PFI consortia which fail to deliver their projects on time do face penalties, but this is of little comfort to the taxpayer since the cost of taking this risk is lumbered upon the public purse at the outset. According to the Association of Chartered Certified Accountants, which published a report on PFI last November, taxpayers are paying PFI consortia a risk premium of 30 per cent on construction costs to ensure that the buildings are finished on time.
The more you look at PFI deals the more you want to ask: why doesn’t the state simply shrink the NHS into a benefits agency and contract out all healthcare to the private sector? The government has made a small step in this direction through the instigation of ISTC (Independent Sector Treatment Centre) deals. Under these arrangements, the NHS signs a contract with a private company to provide care for patients in a private hospital.

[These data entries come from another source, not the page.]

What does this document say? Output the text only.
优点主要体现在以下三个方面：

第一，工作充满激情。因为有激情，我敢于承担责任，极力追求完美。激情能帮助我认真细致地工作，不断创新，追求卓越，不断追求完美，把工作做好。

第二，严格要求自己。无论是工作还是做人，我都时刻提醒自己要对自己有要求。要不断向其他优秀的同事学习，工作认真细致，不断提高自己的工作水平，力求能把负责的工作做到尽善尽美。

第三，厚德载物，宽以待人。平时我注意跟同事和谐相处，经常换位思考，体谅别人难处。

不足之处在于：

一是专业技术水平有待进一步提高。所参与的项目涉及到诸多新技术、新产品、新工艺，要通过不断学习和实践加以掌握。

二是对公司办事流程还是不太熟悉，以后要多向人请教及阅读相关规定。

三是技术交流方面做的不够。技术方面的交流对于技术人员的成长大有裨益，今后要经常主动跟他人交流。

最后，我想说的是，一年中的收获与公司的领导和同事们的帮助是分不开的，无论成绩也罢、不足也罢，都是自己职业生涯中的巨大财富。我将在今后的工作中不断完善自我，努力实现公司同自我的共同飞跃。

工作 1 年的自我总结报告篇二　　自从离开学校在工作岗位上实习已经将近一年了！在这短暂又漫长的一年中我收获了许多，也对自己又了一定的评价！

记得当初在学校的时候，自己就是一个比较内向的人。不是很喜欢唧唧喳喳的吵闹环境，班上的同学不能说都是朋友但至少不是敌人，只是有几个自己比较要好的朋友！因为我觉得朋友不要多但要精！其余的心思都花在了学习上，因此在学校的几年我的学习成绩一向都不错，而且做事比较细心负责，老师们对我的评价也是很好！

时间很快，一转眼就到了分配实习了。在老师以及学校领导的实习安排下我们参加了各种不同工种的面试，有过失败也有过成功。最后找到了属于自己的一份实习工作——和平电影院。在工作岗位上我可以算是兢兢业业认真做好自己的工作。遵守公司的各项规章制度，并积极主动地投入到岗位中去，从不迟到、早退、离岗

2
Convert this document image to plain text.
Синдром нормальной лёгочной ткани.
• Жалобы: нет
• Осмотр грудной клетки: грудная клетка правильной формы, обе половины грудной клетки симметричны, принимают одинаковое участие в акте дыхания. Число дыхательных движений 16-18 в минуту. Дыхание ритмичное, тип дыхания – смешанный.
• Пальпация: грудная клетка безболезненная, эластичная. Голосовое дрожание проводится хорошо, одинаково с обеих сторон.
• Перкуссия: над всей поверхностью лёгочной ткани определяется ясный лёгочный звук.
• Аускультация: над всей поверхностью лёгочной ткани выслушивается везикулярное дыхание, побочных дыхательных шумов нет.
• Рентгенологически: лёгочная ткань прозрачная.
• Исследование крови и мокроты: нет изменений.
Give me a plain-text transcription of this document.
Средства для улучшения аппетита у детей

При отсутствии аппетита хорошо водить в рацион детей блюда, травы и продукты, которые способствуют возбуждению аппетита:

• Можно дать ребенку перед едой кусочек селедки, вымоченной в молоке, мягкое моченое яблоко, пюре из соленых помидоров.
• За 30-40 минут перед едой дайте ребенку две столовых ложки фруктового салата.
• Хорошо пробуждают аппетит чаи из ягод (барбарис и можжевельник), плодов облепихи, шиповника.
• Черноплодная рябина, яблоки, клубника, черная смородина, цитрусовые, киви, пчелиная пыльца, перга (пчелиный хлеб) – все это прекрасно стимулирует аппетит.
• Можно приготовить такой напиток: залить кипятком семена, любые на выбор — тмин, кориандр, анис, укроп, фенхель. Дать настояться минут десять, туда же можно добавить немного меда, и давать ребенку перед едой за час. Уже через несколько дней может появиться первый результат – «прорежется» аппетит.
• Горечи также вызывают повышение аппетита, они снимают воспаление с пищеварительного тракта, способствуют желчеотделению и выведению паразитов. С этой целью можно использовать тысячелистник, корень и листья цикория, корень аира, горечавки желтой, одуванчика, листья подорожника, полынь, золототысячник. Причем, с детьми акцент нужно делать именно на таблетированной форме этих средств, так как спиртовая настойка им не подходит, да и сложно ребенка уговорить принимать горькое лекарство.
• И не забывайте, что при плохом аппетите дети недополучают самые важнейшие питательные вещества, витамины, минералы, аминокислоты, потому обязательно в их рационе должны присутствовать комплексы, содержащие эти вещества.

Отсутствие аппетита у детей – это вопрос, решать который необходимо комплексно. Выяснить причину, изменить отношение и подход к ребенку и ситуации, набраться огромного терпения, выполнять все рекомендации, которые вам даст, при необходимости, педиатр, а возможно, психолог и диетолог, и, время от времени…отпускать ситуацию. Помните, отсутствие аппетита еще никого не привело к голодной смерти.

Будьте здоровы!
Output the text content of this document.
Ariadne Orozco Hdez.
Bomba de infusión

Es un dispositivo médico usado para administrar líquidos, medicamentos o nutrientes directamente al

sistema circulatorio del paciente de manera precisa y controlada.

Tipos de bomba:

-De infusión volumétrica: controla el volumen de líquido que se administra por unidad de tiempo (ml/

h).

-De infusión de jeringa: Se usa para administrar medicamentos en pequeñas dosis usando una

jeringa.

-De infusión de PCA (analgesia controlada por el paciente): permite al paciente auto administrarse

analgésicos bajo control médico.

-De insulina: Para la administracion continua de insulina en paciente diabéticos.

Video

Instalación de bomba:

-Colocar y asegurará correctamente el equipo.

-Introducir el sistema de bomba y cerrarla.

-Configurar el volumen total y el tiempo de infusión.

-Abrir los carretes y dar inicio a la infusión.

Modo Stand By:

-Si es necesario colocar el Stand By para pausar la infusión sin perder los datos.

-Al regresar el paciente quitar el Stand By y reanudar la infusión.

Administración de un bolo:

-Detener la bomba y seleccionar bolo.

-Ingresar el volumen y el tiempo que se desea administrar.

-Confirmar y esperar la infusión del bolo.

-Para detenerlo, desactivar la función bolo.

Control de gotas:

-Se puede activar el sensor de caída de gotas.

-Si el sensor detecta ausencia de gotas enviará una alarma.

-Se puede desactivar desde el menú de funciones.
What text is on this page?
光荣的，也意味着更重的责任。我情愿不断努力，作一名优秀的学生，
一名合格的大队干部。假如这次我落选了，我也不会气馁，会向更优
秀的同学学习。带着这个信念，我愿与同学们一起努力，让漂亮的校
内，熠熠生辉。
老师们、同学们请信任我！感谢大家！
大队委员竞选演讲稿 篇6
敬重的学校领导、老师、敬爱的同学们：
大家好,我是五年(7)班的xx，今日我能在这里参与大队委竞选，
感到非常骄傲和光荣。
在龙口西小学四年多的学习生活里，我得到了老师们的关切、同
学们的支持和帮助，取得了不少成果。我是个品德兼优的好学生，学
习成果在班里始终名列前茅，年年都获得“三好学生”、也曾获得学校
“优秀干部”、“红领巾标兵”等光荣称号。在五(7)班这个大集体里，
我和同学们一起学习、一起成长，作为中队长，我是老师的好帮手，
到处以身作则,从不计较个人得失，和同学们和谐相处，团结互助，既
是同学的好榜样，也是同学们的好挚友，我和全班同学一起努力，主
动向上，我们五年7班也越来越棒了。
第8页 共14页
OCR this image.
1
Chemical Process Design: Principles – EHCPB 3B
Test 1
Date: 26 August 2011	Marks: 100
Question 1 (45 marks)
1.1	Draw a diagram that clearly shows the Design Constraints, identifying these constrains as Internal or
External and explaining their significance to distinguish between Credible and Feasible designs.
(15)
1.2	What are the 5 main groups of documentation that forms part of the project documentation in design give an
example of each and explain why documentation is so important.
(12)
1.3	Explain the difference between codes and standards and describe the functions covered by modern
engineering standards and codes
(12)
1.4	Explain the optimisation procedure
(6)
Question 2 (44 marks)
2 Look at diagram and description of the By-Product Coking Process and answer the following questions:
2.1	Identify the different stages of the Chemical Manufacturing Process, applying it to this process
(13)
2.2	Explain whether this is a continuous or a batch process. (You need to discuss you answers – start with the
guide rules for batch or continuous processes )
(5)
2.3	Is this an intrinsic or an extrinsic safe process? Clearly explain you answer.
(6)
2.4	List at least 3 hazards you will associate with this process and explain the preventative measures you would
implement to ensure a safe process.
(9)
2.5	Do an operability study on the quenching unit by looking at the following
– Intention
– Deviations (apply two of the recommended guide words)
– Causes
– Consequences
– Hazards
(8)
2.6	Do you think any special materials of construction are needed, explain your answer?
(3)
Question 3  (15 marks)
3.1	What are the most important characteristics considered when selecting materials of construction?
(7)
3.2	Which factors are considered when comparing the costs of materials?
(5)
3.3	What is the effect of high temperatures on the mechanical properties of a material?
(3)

In one deal, for example, Amicus Healthcare is being paid £54 million to treat 14,000 NHS orthopaedic patients over the next six months; which the company claims is about 10 per cent cheaper than the NHS could do the work. Yet why not go one logi cal step further and put the money — or vouchers — into the hands of the individual patient, to spend at a hospital of their choice? Healthcare could still be largely free at the point of delivery, but a genuine free market would exist between private providers — in contrast to the expensive monopolistic arrangements which the government has constructed. What’s more, those who object to the idea of capitalists making profit from health and education would be able to spend their money in schools and hospitals run, as most were before the 1940s, by charitable trusts.
‘I think it would be a good policy,’ says Ian Smith, chief executive of Amicus. ‘But there is a lot of ideology surrounding the NHS. At the moment it is run in the interests of bureaucrats and public sector unions.’ In other words, the complex structures that are PFI deals and other public-private partnership deals have been constructed to try to keep up the pretence of public service when in fact an increasing amount of the work is being done by private companies. PFI deals are an extremely expensive device whose main justification is to enable Tony Blair to reassure the faithful from the conference platform every October that Labour would never privatise schools and hospitals. But in fact they offer the worst of both worlds: they provide great money-making opportunities to privateers without the constraints and incentives of the free market.